Va notato che ai costumi indossati dai personaggi, che sono ricamati, delicati e pieni di carattere come qualsiasi altra cosa nel film, è stata dedicata una sezione a parte. La nostra conclusione non è stata solo che i costumi sono incredibili (incluso l’abito da sposa insanguinato scartato per Cenerentola), ma che, davvero, è giunto il momento che l’Academy inizi a premiare i film d’animazione per i loro costumi. Forza gente.
“Steps” sembra una favola molto moderna, in un modo nuovo e galvanizzante.
In alcune clip, hai visto che i personaggi parlano tutti in un modo contemporaneo, che anche dopo innumerevoli film di fiabe ricontestualizzati, sembrava fresco.
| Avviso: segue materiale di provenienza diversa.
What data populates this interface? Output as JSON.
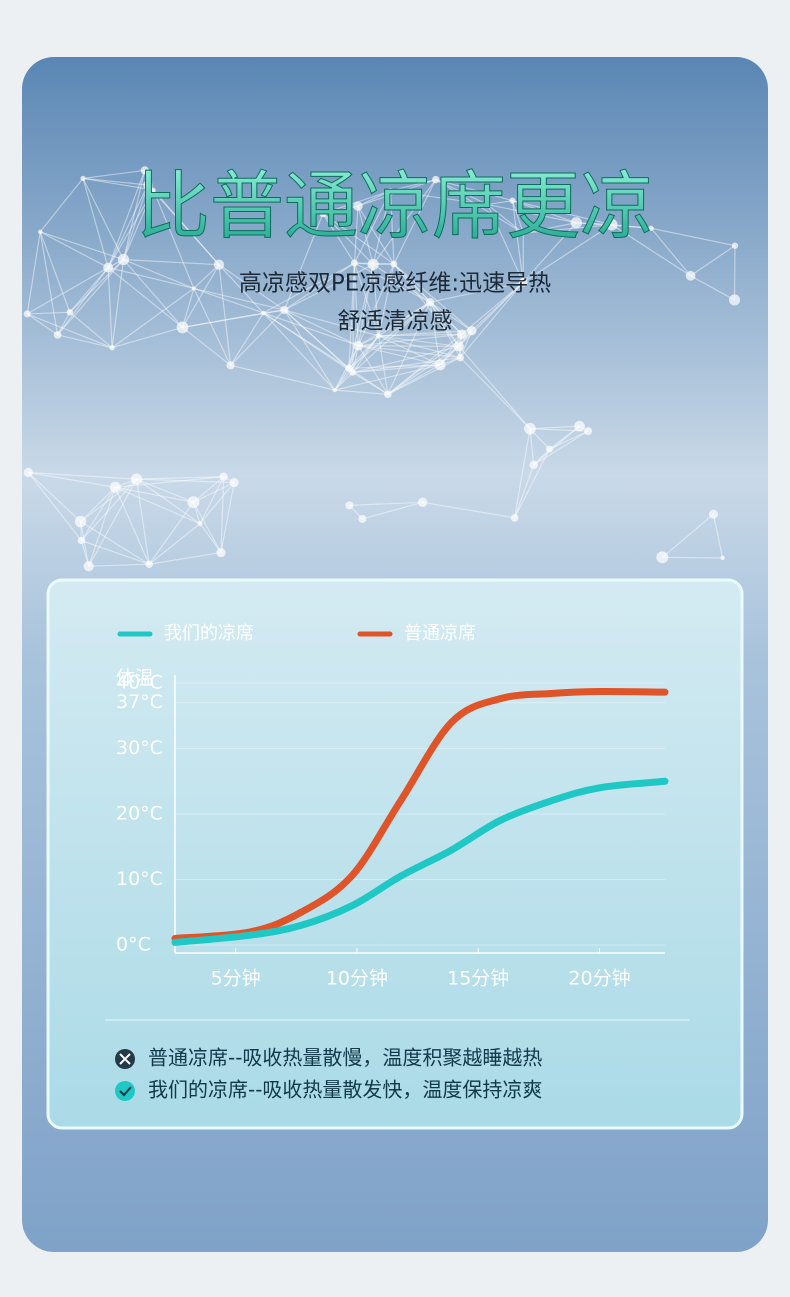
{
  "banner": {
    "title": "比普通凉席更凉",
    "lines": [
      "高凉感双PE凉感纤维:迅速导热",
      "舒适清凉感"
    ]
  },
  "chart_data": {
    "type": "line",
    "x": [
      2.5,
      5.6,
      7.7,
      9.8,
      11.8,
      13.9,
      15.9,
      18.0,
      20.0,
      22.7
    ],
    "xlim": [
      2.5,
      22.7
    ],
    "xticks": [
      {
        "value": 5,
        "label": "5分钟"
      },
      {
        "value": 10,
        "label": "10分钟"
      },
      {
        "value": 15,
        "label": "15分钟"
      },
      {
        "value": 20,
        "label": "20分钟"
      }
    ],
    "ylim": [
      0,
      40
    ],
    "yticks": [
      {
        "value": 0,
        "label": "0°C"
      },
      {
        "value": 10,
        "label": "10°C"
      },
      {
        "value": 20,
        "label": "20°C"
      },
      {
        "value": 30,
        "label": "30°C"
      },
      {
        "value": 37,
        "label": "37°C"
      },
      {
        "value": 40,
        "label": "40°C"
      }
    ],
    "body_temp_label": "体温",
    "series": [
      {
        "name": "我们的凉席",
        "color": "#1fc8c4",
        "values": [
          0.4,
          1.5,
          3,
          6,
          10.5,
          14.5,
          19,
          22,
          24,
          25
        ]
      },
      {
        "name": "普通凉席",
        "color": "#e0542a",
        "values": [
          1,
          2,
          5,
          10.6,
          22,
          34,
          37.6,
          38.4,
          38.7,
          38.6
        ]
      }
    ],
    "notes": [
      "普通凉席--吸收热量散慢，温度积聚越睡越热",
      "我们的凉席--吸收热量散发快，温度保持凉爽"
    ]
  }
}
Come ascoltare per la prima volta il Genio di Robin Williams nel capolavoro Disney “Aladdin”. Quando Lilith sta correndo fuori dal castello e vede la carrozza di vetro di Cenerentola che aspetta davanti, scherza: “Certo che ha trovato parcheggio in strada”. Allo stesso modo, le battute di Midler e alcune delle cose che Margot (Stephanie Hsu) dice dopo essere stata trasformata in, come la chiama Tzue, “la rana più adorabile del mondo”.
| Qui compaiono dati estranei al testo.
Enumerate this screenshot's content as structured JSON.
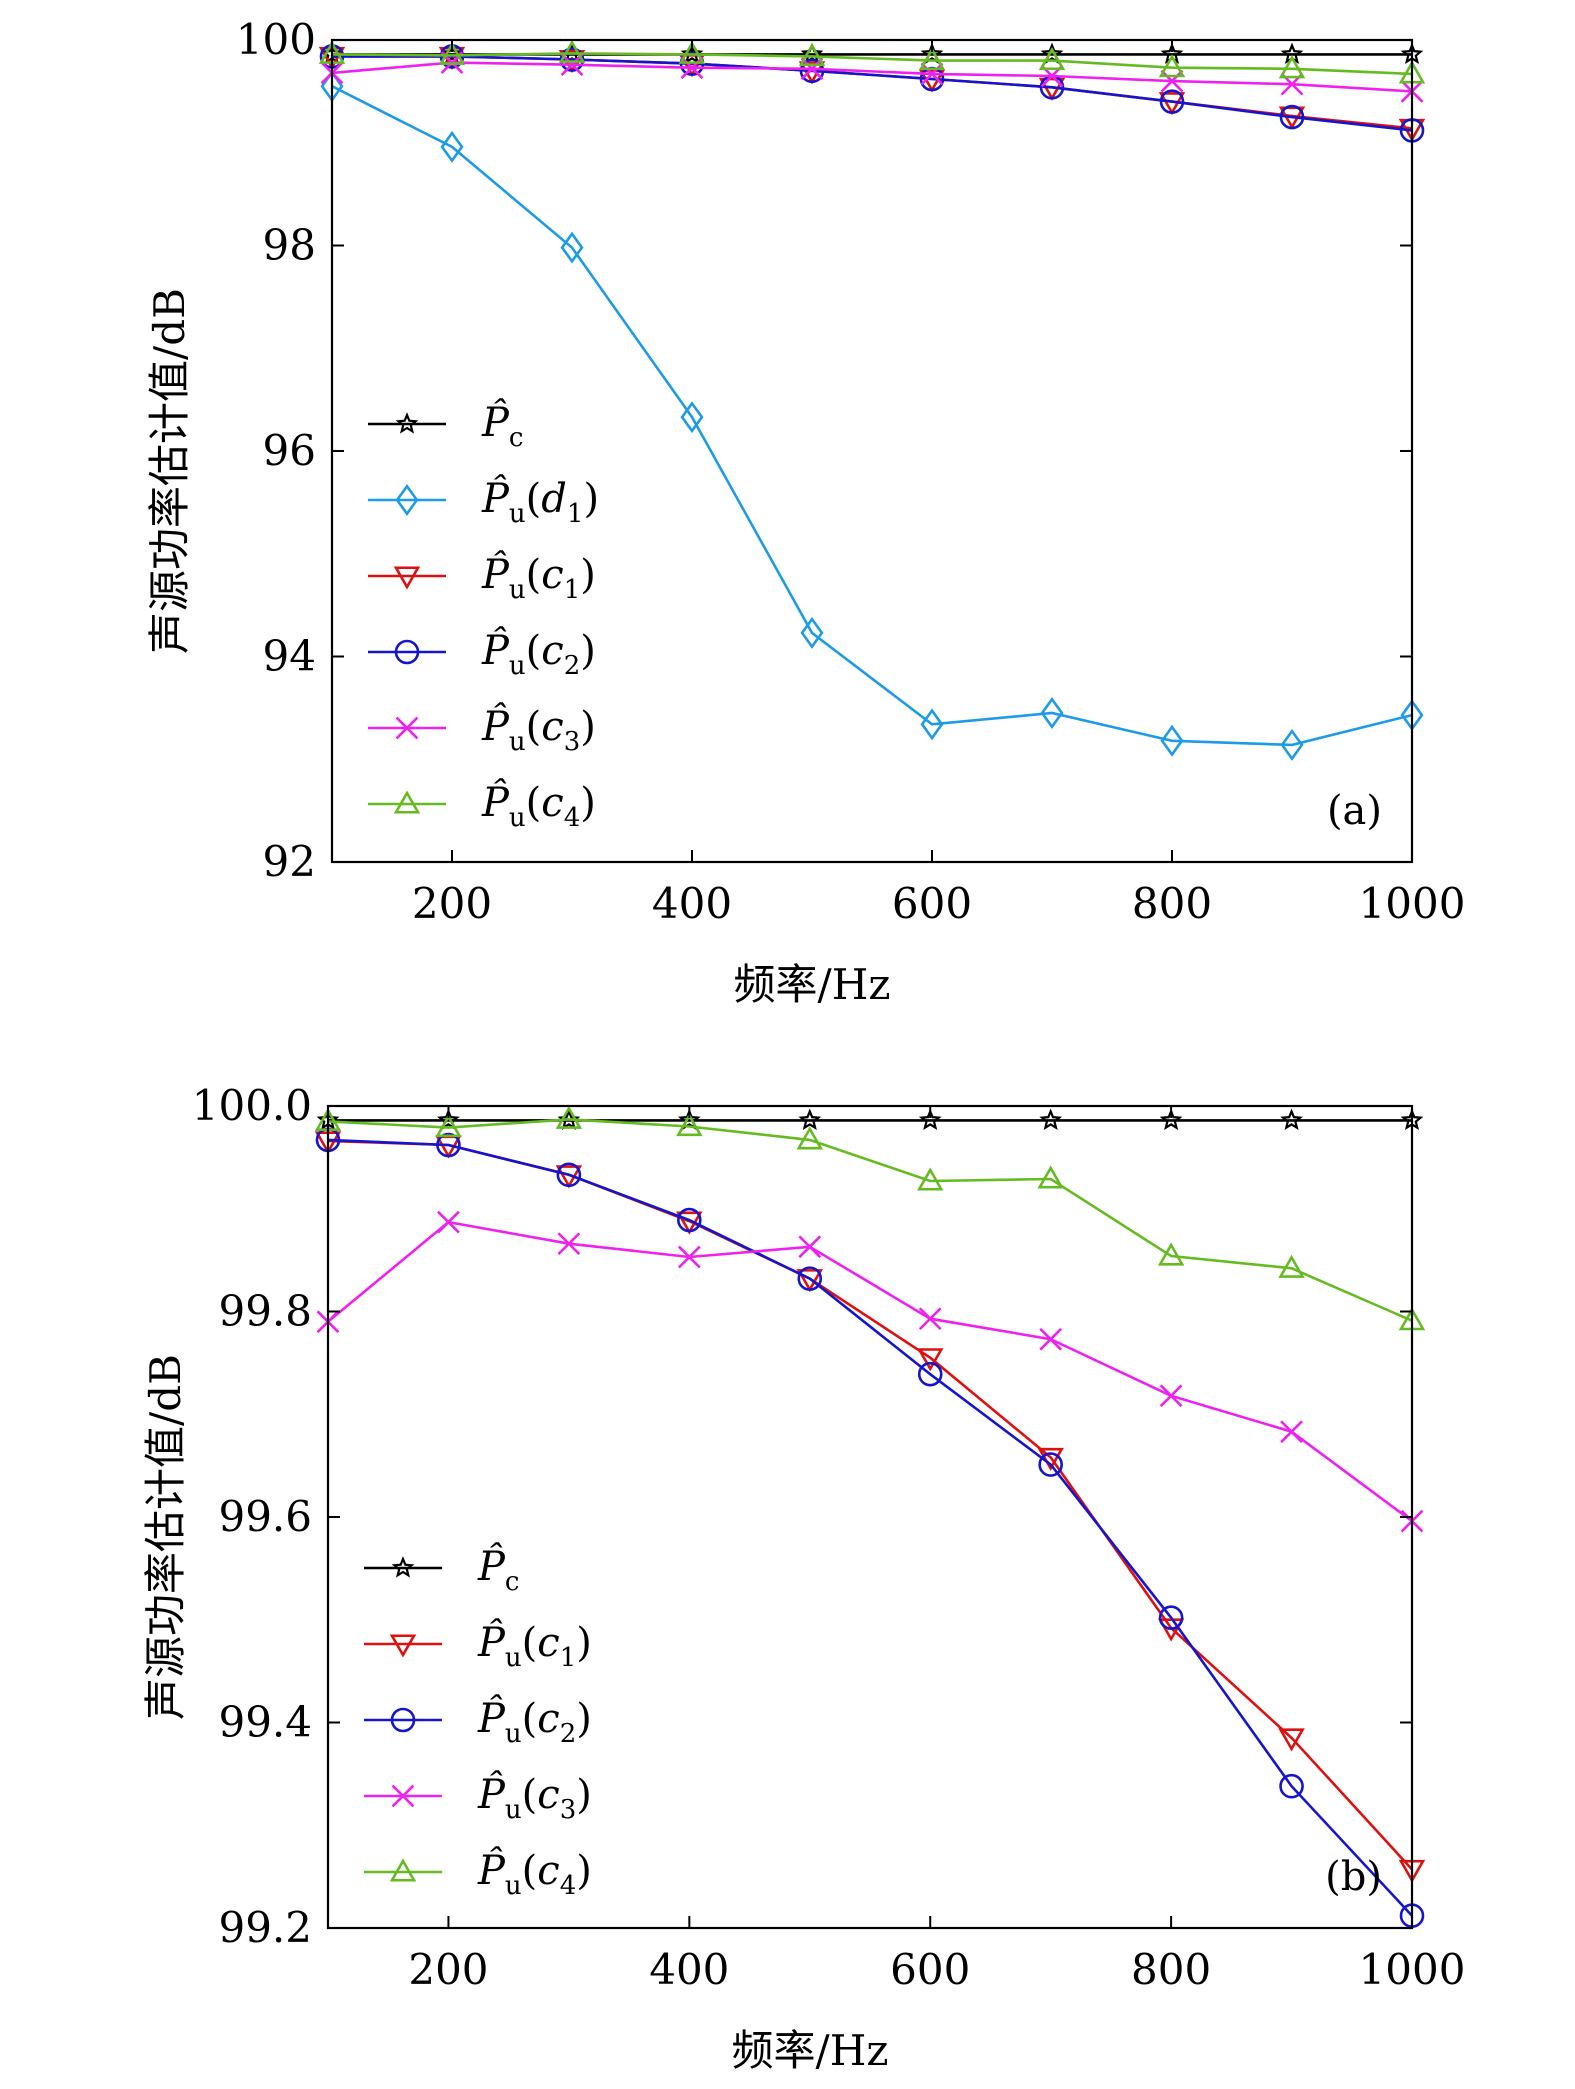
{
  "chart_data": [
    {
      "type": "line",
      "panel_label": "(a)",
      "xlabel": "频率/Hz",
      "ylabel": "声源功率估计值/dB",
      "xlim": [
        100,
        1000
      ],
      "ylim": [
        92,
        100
      ],
      "xticks": [
        200,
        400,
        600,
        800,
        1000
      ],
      "yticks": [
        92,
        94,
        96,
        98,
        100
      ],
      "ytick_labels": [
        "92",
        "94",
        "96",
        "98",
        "100"
      ],
      "legend_position": "left-center",
      "x": [
        100,
        200,
        300,
        400,
        500,
        600,
        700,
        800,
        900,
        1000
      ],
      "series": [
        {
          "name": "P̂c",
          "base": "P̂",
          "sub": "c",
          "arg": "",
          "arg_sub": "",
          "color": "#000000",
          "marker": "star",
          "values": [
            99.86,
            99.86,
            99.86,
            99.86,
            99.86,
            99.86,
            99.86,
            99.86,
            99.86,
            99.86
          ]
        },
        {
          "name": "P̂u(d1)",
          "base": "P̂",
          "sub": "u",
          "arg": "d",
          "arg_sub": "1",
          "color": "#1e9be6",
          "marker": "diamond",
          "values": [
            99.55,
            98.96,
            97.98,
            96.33,
            94.23,
            93.34,
            93.45,
            93.18,
            93.14,
            93.43
          ]
        },
        {
          "name": "P̂u(c1)",
          "base": "P̂",
          "sub": "u",
          "arg": "c",
          "arg_sub": "1",
          "color": "#dd1111",
          "marker": "triangle-down",
          "values": [
            99.84,
            99.84,
            99.81,
            99.77,
            99.7,
            99.62,
            99.54,
            99.4,
            99.26,
            99.14
          ]
        },
        {
          "name": "P̂u(c2)",
          "base": "P̂",
          "sub": "u",
          "arg": "c",
          "arg_sub": "2",
          "color": "#1515cc",
          "marker": "circle",
          "values": [
            99.84,
            99.84,
            99.81,
            99.77,
            99.7,
            99.62,
            99.54,
            99.4,
            99.25,
            99.12
          ]
        },
        {
          "name": "P̂u(c3)",
          "base": "P̂",
          "sub": "u",
          "arg": "c",
          "arg_sub": "3",
          "color": "#ee22ee",
          "marker": "x",
          "values": [
            99.68,
            99.78,
            99.76,
            99.73,
            99.72,
            99.67,
            99.65,
            99.6,
            99.57,
            99.5
          ]
        },
        {
          "name": "P̂u(c4)",
          "base": "P̂",
          "sub": "u",
          "arg": "c",
          "arg_sub": "4",
          "color": "#66bb22",
          "marker": "triangle-up",
          "values": [
            99.86,
            99.85,
            99.87,
            99.86,
            99.84,
            99.8,
            99.8,
            99.73,
            99.72,
            99.67
          ]
        }
      ]
    },
    {
      "type": "line",
      "panel_label": "(b)",
      "xlabel": "频率/Hz",
      "ylabel": "声源功率估计值/dB",
      "xlim": [
        100,
        1000
      ],
      "ylim": [
        99.2,
        100.0
      ],
      "xticks": [
        200,
        400,
        600,
        800,
        1000
      ],
      "yticks": [
        99.2,
        99.4,
        99.6,
        99.8,
        100.0
      ],
      "ytick_labels": [
        "99.2",
        "99.4",
        "99.6",
        "99.8",
        "100.0"
      ],
      "legend_position": "left-lower",
      "x": [
        100,
        200,
        300,
        400,
        500,
        600,
        700,
        800,
        900,
        1000
      ],
      "series": [
        {
          "name": "P̂c",
          "base": "P̂",
          "sub": "c",
          "arg": "",
          "arg_sub": "",
          "color": "#000000",
          "marker": "star",
          "values": [
            99.986,
            99.986,
            99.986,
            99.986,
            99.986,
            99.986,
            99.986,
            99.986,
            99.986,
            99.986
          ]
        },
        {
          "name": "P̂u(c1)",
          "base": "P̂",
          "sub": "u",
          "arg": "c",
          "arg_sub": "1",
          "color": "#dd1111",
          "marker": "triangle-down",
          "values": [
            99.966,
            99.962,
            99.933,
            99.888,
            99.832,
            99.755,
            99.658,
            99.492,
            99.385,
            99.257
          ]
        },
        {
          "name": "P̂u(c2)",
          "base": "P̂",
          "sub": "u",
          "arg": "c",
          "arg_sub": "2",
          "color": "#1515cc",
          "marker": "circle",
          "values": [
            99.967,
            99.962,
            99.933,
            99.889,
            99.832,
            99.739,
            99.651,
            99.502,
            99.338,
            99.212
          ]
        },
        {
          "name": "P̂u(c3)",
          "base": "P̂",
          "sub": "u",
          "arg": "c",
          "arg_sub": "3",
          "color": "#ee22ee",
          "marker": "x",
          "values": [
            99.79,
            99.887,
            99.866,
            99.853,
            99.863,
            99.793,
            99.773,
            99.718,
            99.683,
            99.596
          ]
        },
        {
          "name": "P̂u(c4)",
          "base": "P̂",
          "sub": "u",
          "arg": "c",
          "arg_sub": "4",
          "color": "#66bb22",
          "marker": "triangle-up",
          "values": [
            99.985,
            99.979,
            99.987,
            99.98,
            99.967,
            99.927,
            99.929,
            99.854,
            99.842,
            99.791
          ]
        }
      ]
    }
  ]
}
Ma c’è modernità anche nell’approccio del team al materiale.
Uno degli intermezzi più memorabili della presentazione è stato quando Tzue ha visualizzato un post su Tumblr che ricordava di aver visto anni prima. Il post analizza il modo in cui sono progettati gli attuali personaggi animati, utilizzando solo le forme del viso. Mentre c’era un’ampia varietà nel modo in cui venivano disegnati i personaggi maschili, nei film realizzati principalmente da Disney e Pixar, utilizzando stili divertenti e sinuosi che lasciavano un impatto, quando si trattava dei personaggi femminili erano sostanzialmente tutti uguali: un unico, semplice set di ovali che Tzue descriveva come “teste di piccoli alieni”.
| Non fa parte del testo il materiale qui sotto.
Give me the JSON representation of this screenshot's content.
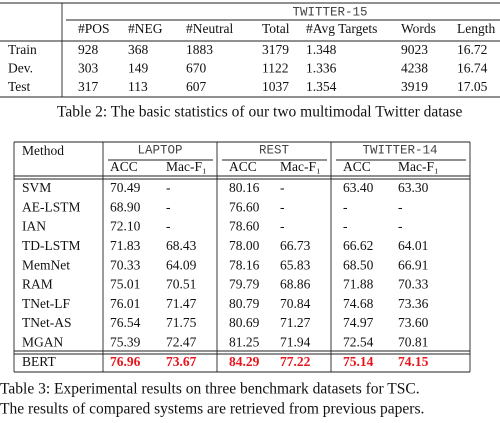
{
  "table2": {
    "group": "TWITTER-15",
    "columns": [
      "#POS",
      "#NEG",
      "#Neutral",
      "Total",
      "#Avg Targets",
      "Words",
      "Length"
    ],
    "rows": [
      [
        "Train",
        "928",
        "368",
        "1883",
        "3179",
        "1.348",
        "9023",
        "16.72"
      ],
      [
        "Dev.",
        "303",
        "149",
        "670",
        "1122",
        "1.336",
        "4238",
        "16.74"
      ],
      [
        "Test",
        "317",
        "113",
        "607",
        "1037",
        "1.354",
        "3919",
        "17.05"
      ]
    ],
    "caption": "Table 2: The basic statistics of our two multimodal Twitter datase"
  },
  "table3": {
    "method_header": "Method",
    "groups": [
      {
        "name": "LAPTOP",
        "columns": [
          "ACC",
          "Mac-F₁"
        ]
      },
      {
        "name": "REST",
        "columns": [
          "ACC",
          "Mac-F₁"
        ]
      },
      {
        "name": "TWITTER-14",
        "columns": [
          "ACC",
          "Mac-F₁"
        ]
      }
    ],
    "rows": [
      [
        "SVM",
        "70.49",
        "-",
        "80.16",
        "-",
        "63.40",
        "63.30"
      ],
      [
        "AE-LSTM",
        "68.90",
        "-",
        "76.60",
        "-",
        "-",
        "-"
      ],
      [
        "IAN",
        "72.10",
        "-",
        "78.60",
        "-",
        "-",
        "-"
      ],
      [
        "TD-LSTM",
        "71.83",
        "68.43",
        "78.00",
        "66.73",
        "66.62",
        "64.01"
      ],
      [
        "MemNet",
        "70.33",
        "64.09",
        "78.16",
        "65.83",
        "68.50",
        "66.91"
      ],
      [
        "RAM",
        "75.01",
        "70.51",
        "79.79",
        "68.86",
        "71.88",
        "70.33"
      ],
      [
        "TNet-LF",
        "76.01",
        "71.47",
        "80.79",
        "70.84",
        "74.68",
        "73.36"
      ],
      [
        "TNet-AS",
        "76.54",
        "71.75",
        "80.69",
        "71.27",
        "74.97",
        "73.60"
      ],
      [
        "MGAN",
        "75.39",
        "72.47",
        "81.25",
        "71.94",
        "72.54",
        "70.81"
      ],
      [
        "BERT",
        "76.96",
        "73.67",
        "84.29",
        "77.22",
        "75.14",
        "74.15"
      ]
    ],
    "caption": [
      "Table 3: Experimental results on three benchmark datasets for TSC.",
      "The results of compared systems are retrieved from previous papers."
    ]
  }
}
Questo chiaramente è rimasto impresso a Tzue mentre guidava la squadra “Steps” con Ripa. Pertanto, hanno spinto per una maggiore varietà nelle forme del viso, portando a personaggi come Lilith la cui forma del viso è come un bicchiere da martini, mentre altri sembravano ancora più frastagliati e surreali.
“Steps” sembra voler eliminare alcuni dei cliché che lo avrebbero lasciato privo di ispirazione e sempre lo stesso, lo stesso vecchio. Ad un certo punto, il film era un musical prima che decidessero di scartare anche quell’idea. Ci saranno cadute di siringhe, hanno promesso i realizzatori, ma nessun personaggio si metterà a cantare per spiegare come si sente. Questo, per loro, significherebbe appoggiarsi al vecchio stile, al collaudato. Invece, hanno cercato qualcosa di diverso, unico e nuovo. Potrebbero non scherzare con Cenerentola in “Steps”, ma tutto il resto è un gioco leale.